Jack attendait son rendez-vous dans le froid au pied de l’Eglise Saint-Charles, au cœur d’un quartier populaire de Rockbelt. Le temps était sec, le soleil déclinant n’arrivait pas à le réchauffer et chacune de ses respirations était suivie d’un nuage de buée. Lorsque sa silhouette apparut à l’angle de la rue, il la reconnu aussitôt et son cœur se mit à battre plus fort. Il en avait presque le tournis. Elle marchait d’un pas rapide de l’autre côté de la rue. Elle regarda dans sa direction et, lorsqu’elle le reconnu, lui fit un signe de la main. La respiration de Jack se coupa un instant. La jeune femme était en train de glisser sur le trottoir. Elle tentait désespérément de retrouver l’équilibre, battant l’air avec ses bras. Jack observait la scène et… ce qui devait arriver, arriva. Son pied gauche atterri dans le caniveau au beau milieu d’une dans une énorme flaque d’eau. Eclaboussée de bas en haut, elle poussa un cri suraigu qui attira l’attention des quelques piétons présents. Jack éclata de rire.

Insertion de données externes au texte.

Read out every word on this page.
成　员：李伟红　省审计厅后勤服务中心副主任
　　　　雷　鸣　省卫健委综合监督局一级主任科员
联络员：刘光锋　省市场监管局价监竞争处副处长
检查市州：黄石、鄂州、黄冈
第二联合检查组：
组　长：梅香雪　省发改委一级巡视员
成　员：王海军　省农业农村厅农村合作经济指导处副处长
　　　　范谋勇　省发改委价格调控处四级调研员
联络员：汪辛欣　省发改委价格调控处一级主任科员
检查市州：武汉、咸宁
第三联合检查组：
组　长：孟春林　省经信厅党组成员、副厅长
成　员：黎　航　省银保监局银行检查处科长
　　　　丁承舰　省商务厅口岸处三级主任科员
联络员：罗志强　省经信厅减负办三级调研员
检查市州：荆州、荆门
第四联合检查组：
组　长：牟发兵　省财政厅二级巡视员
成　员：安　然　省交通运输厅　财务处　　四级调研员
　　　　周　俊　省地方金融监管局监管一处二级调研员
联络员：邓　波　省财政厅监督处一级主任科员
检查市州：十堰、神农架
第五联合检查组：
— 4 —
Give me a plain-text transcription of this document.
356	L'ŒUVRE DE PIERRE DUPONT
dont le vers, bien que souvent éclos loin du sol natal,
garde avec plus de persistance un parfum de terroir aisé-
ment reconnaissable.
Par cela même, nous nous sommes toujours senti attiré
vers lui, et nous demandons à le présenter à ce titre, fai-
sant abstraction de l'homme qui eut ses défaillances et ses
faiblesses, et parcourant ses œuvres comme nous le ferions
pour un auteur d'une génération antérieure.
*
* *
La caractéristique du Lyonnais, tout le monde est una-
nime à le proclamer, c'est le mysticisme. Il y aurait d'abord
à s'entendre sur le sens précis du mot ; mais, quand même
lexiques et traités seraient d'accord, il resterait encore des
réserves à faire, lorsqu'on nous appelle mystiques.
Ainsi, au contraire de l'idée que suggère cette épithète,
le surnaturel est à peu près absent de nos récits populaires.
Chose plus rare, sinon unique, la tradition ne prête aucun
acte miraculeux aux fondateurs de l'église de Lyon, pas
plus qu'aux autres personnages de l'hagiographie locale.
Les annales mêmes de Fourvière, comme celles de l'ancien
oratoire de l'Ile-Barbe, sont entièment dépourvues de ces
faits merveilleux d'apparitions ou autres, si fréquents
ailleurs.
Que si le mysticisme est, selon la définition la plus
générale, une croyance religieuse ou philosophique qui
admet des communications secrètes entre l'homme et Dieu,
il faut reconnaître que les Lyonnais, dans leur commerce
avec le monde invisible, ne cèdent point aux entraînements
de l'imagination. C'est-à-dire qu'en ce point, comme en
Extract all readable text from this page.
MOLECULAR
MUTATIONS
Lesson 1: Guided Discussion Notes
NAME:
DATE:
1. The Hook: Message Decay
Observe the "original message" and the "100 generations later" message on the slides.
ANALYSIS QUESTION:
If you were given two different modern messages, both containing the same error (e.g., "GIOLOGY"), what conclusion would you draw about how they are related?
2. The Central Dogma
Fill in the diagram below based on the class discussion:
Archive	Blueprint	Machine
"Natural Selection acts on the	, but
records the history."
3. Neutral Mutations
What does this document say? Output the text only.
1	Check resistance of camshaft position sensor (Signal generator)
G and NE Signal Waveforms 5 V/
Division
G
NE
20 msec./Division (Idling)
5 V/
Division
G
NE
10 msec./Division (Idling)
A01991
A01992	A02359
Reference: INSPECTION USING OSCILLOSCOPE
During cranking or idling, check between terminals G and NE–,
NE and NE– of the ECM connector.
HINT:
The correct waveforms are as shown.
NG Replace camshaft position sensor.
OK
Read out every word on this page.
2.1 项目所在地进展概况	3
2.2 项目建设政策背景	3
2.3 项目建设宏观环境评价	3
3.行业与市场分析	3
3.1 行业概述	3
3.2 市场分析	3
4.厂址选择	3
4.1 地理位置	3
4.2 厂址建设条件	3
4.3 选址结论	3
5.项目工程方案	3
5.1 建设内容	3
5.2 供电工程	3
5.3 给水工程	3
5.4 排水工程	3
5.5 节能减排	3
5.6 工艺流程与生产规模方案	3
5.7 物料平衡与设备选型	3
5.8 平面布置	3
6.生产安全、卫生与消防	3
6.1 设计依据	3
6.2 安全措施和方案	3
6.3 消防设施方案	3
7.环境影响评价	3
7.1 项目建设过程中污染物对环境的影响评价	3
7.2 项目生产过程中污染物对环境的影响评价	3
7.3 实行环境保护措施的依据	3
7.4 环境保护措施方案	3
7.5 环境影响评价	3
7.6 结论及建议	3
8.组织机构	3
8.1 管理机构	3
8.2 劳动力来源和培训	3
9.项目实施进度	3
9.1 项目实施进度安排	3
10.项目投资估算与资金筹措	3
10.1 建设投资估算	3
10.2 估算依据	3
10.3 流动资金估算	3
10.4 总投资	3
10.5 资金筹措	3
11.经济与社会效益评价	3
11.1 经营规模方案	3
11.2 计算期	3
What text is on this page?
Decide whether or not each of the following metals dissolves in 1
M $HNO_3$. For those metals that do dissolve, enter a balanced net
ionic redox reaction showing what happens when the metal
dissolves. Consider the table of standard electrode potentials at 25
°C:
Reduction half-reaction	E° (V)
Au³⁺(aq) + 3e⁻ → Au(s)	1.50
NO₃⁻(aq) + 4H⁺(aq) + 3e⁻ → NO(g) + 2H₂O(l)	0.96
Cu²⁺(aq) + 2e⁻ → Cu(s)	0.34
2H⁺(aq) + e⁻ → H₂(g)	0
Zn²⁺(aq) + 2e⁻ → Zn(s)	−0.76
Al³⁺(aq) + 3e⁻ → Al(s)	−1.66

- Désolé, je n’ai pas voulu me moquer de toi. Tu vas bien ? demanda-t-il en prenant un air sincère.

- Fraîchement. Ne t’en fais pas, j’aurais eu la même réaction que toi, répondit Emily en prenant sur elle alors que son pied était en train de geler sur place. On va au chaud ?

- Tu m’emmènes où ?

- Tu es plutôt chocolat chaud ou mojito frais ?

- A cette heure, mojito.

- Parfait, moi aussi.

- Joli bonnet.

- Merci, c’est moi qui l’ai fait.

- Tu aurais du faire tes gants aussi.

- Je te rassure, c’est moi aussi qui les ai faits.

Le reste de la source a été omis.